It is a fact that the legal cannabis industry has tremendous potential to generate significant tax revenue for states and municipalities in the years ahead. Earlier this year, for example, the California Department of Tax and Fee Administration reported that, from the day legal cannabis retail sales began in January 2018 until January 2020, the state had already collected more than $1 billion in taxes. And those are only state-level taxes.
Taxes are also imposed at the local level, and setting those rates requires a delicate balance. The tax must be high enough to provide legitimate benefit and positively impact a city or state’s budget. But, if the rate is too high, cannabis companies will look to tax-friendlier places to do business. Worse, scaring away legal cannabis businesses can result in the return of an illicit, unregulated market, negating a primary purpose of legalization.
One California city, Costa Mesa in Orange County, provides a recent example of how industry and a city council came together to create mutually beneficial tax policy.
Like other communities in California after adult-use legalization won at the ballot box in November 2016, Costa Mesa saw an opportunity to create new jobs and revenue. The City Council put to the voters a ballot measure in 2016 allowing cannabis manufacturers, testing labs, and distributors (although not retailers) to set up shop in a small part of town called the “Green Zone.” The City Council proposed what it thought was a reasonable tax rate – 6% for cannabis distributors and manufacturers on all gross income – which was passed by Costa Mesa residents by more than 9%.
The tax rate turned out to be steep and threatening to the industry. In California, cannabis businesses grapple with a 15% tax on wholesale products and a cultivation tax of $9.25 per ounce. That’s in addition to a sales tax, all of which are arguably passed on to consumers or patients. When combined with Costa Mesa’s 6% local cannabis tax, the expenses became untenable for the businesses there. Between 2017 and 2019, Costa Mesa approved licenses for 29 cannabis companies to operate in the city. Today, only 10 of those licensees are operational. The expected boom had become a bust, and something had to change for this industry to take root and grow in the city.

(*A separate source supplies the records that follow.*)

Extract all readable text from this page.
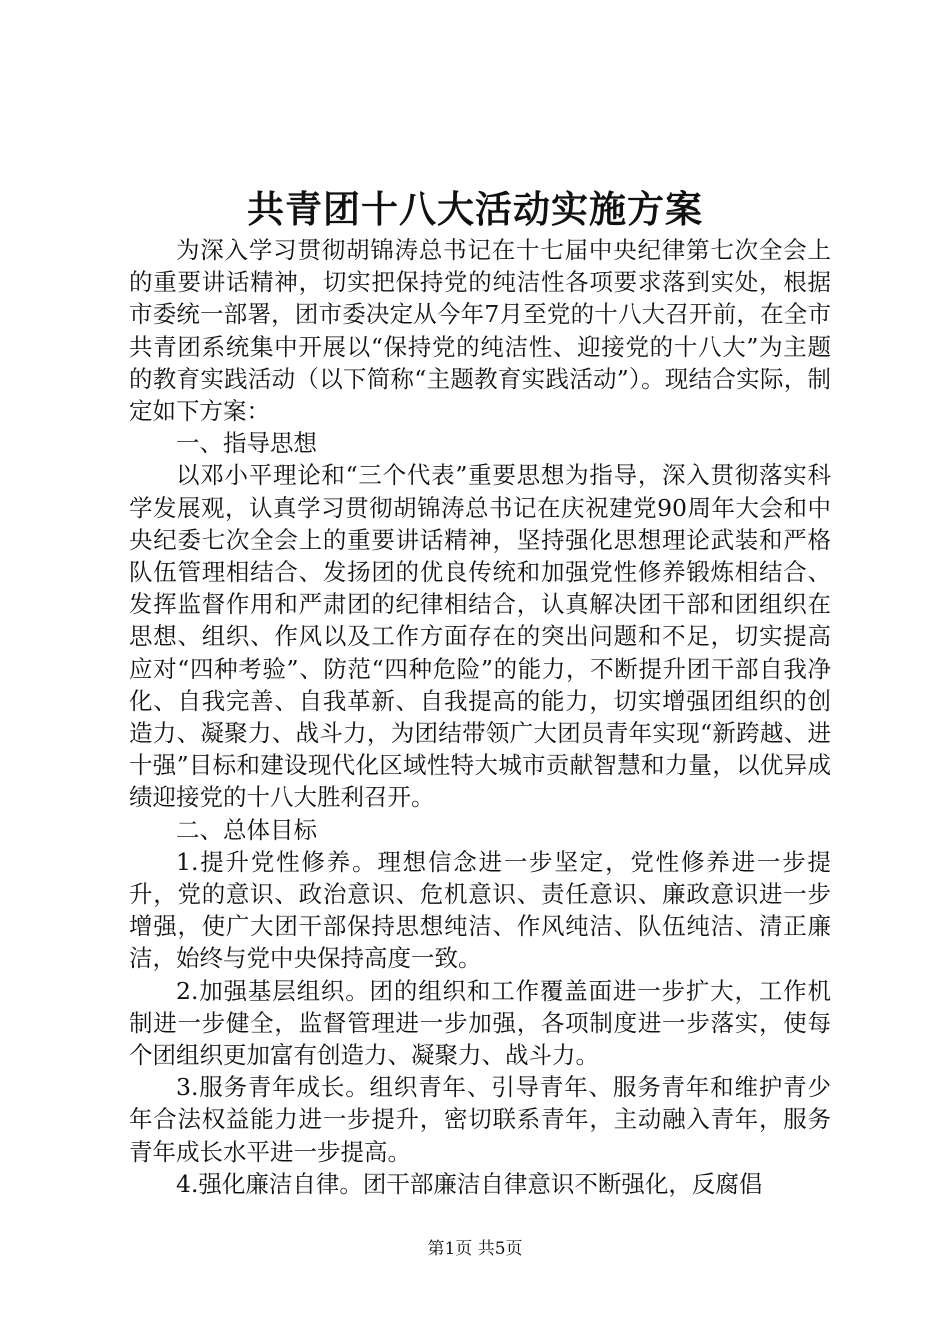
共青团十八大活动实施方案

为深入学习贯彻胡锦涛总书记在十七届中央纪律第七次全会上的重要讲话精神，切实把保持党的纯洁性各项要求落到实处，根据市委统一部署，团市委决定从今年7月至党的十八大召开前，在全市共青团系统集中开展以“保持党的纯洁性、迎接党的十八大”为主题的教育实践活动（以下简称“主题教育实践活动”）。现结合实际，制定如下方案：

一、指导思想

以邓小平理论和“三个代表”重要思想为指导，深入贯彻落实科学发展观，认真学习贯彻胡锦涛总书记在庆祝建党90周年大会和中央纪委七次全会上的重要讲话精神，坚持强化思想理论武装和严格队伍管理相结合、发扬团的优良传统和加强党性修养锻炼相结合、发挥监督作用和严肃团的纪律相结合，认真解决团干部和团组织在思想、组织、作风以及工作方面存在的突出问题和不足，切实提高应对“四种考验”、防范“四种危险”的能力，不断提升团干部自我净化、自我完善、自我革新、自我提高的能力，切实增强团组织的创造力、凝聚力、战斗力，为团结带领广大团员青年实现“新跨越、进十强”目标和建设现代化区域性特大城市贡献智慧和力量，以优异成绩迎接党的十八大胜利召开。

二、总体目标

1.提升党性修养。理想信念进一步坚定，党性修养进一步提升，党的意识、政治意识、危机意识、责任意识、廉政意识进一步增强，使广大团干部保持思想纯洁、作风纯洁、队伍纯洁、清正廉洁，始终与党中央保持高度一致。

2.加强基层组织。团的组织和工作覆盖面进一步扩大，工作机制进一步健全，监督管理进一步加强，各项制度进一步落实，使每个团组织更加富有创造力、凝聚力、战斗力。

3.服务青年成长。组织青年、引导青年、服务青年和维护青少年合法权益能力进一步提升，密切联系青年，主动融入青年，服务青年成长水平进一步提高。

4.强化廉洁自律。团干部廉洁自律意识不断强化，反腐倡

第1页 共5页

After industry lobbying in 2019 to reduce the 6% tax rate, the City Council revisited the issue, forming an ad hoc committee that included Mayor Katrina Foley, Mayor Pro Tem and Council Member John Stephens, and Council Member Manuel Chavez. The committee, and later the Council, listened closely to arguments on both sides and voted to reduce the tax on gross receipts of manufacturers and distributors to 1%. According to local cannabis lawyer Andrea Bird, founder of the Bird Law Group and an outside general counsel to legal cannabis companies, a guiding argument to the Council was that 1% of $1 million in tax receipts is more preferable than 6% of $100,000. To industry, the reduced tax rate would attract more companies to Costa Mesa and increase revenues, while the higher tax rate would result in a much smaller base of revenues.
While the Council members agreed, they were also clear-eyed that cutting the tax rate could simultaneously remove needed money from the city’s budget, according to Mayor Pro Tem Stephens. Given the capital, licensing, and other regulatory requirements, legal cannabis businesses cannot open overnight, and the revenue the city had previously drawn from the industry had been slashed to one-sixth of its value. The city needed to fill the budgetary shortfall. To do that, the Council decided to propose voting on opening the city to legal cannabis retailers, a move that would put the city in direct competition with towns like Santa Ana, which I understand have permitted dispensary and retail businesses for some time.
On July 21, the Costa Mesa City Council passed a new resolution by a sweeping vote of 6 to 1 to bring forth a ballot measure to residents this November to legalize retail cannabis in the city. Stephens told me the Council worked closely with the sector from the beginning to arrive at a palatable tax rate of between 4% and 7%, taking lessons from the manufacturer and distributor tax issue. The theory behind the proposal is that opening up for retail will create a larger base of sales in Costa Mesa, which will then lead to more business for the existing manufacturers and distributors and a more financially workable model for the industry and city. The plan’s fate now rests in the voters’ hands.
Costa Mesa’s lesson is that tax policy has a fundamental role to play in cannabis policies, with the need to heed the industry’s economics as much as the state or locality’s needs. Don’t be surprised to see more turbulence ahead where cannabis has been legalized, but do expect policymakers to learn the industry’s needs as much as their own.